2. Prinsip kepastian (certainly), artinya pemungutan pajak dilakukan harus
berdasarkan undang-undang, yaitu harus ada kejelasan, ketegasan, dan
adanya jaminan hukum. Jika dikaitkan dengan surplus Bank Indonesia,
maka penetapannya sebagai objek PPh dalam pasal 4 ayat 1 huruf s UU
PPh telah member kepastian Bank Indonesia merupakan objek pajak.
3. Kesenangan (convenience), artinya dalam pemungutan pajak diupayakan
pada saat yang tepat, yaitu pada saat wajib pajak mempunyai uang.

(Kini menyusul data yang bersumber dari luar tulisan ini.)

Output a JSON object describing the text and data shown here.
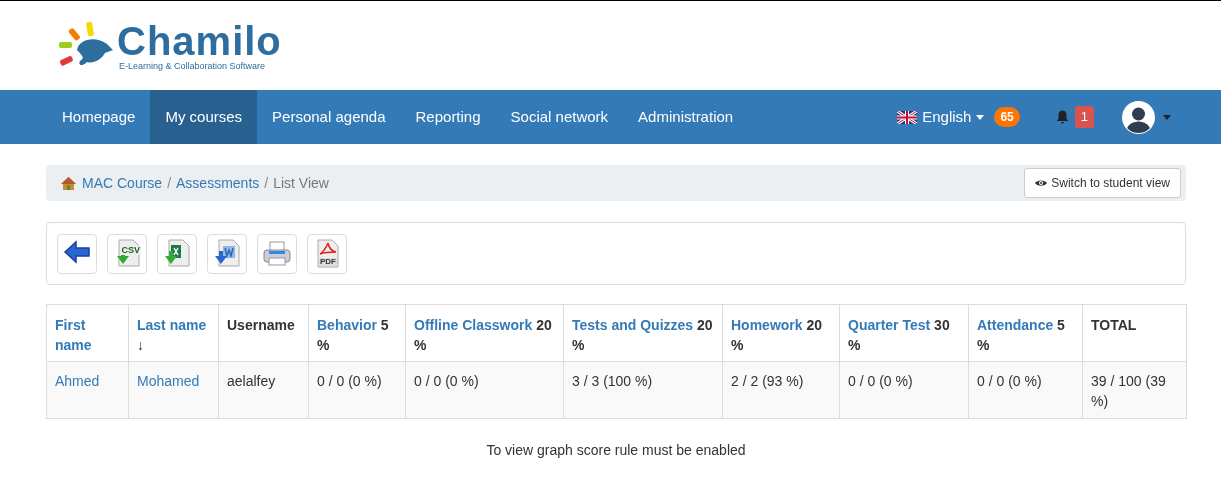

Seorang yang menerima gaji lebih mudah ditagih pajaknya pada saat
menerima gaji. Jika dikaitkan dengan prinsip ini, Bank Indonesia terkait,
dimana baru dikenakan pajak jika kondisi keuangannya mengalami
surplus.
4. Ekonomi (economy), artinya biaya pemungutan pajak harus lebih kecil
daripada hasil pemungutan pajak tersebut. Berdasarkan prinsip ini,
apabila terdapat biaya atau resiko dalam penetapan surplus Bank
Indonesia sebagai objek PPh itu seharusnya diperhitungkan sebagai
bagian dari biaya pemungutan pajak.
1.4.8 Bank Sentral
Bank Sentral adalah bank yang merupakan pusat struktur moneter dan
perbankan di negara yang bersangkutan dan yang melaksanakan (sejauh dapat
dilaksanakan dan untuk kepentingan ekonomi nasional) fungsi-fungsi sebagai
berikut:
1. Memperlancar lalu lintas pembayaran:
a. menciptakan uang kartal
b. menyelenggarakan kliring antar bank umum.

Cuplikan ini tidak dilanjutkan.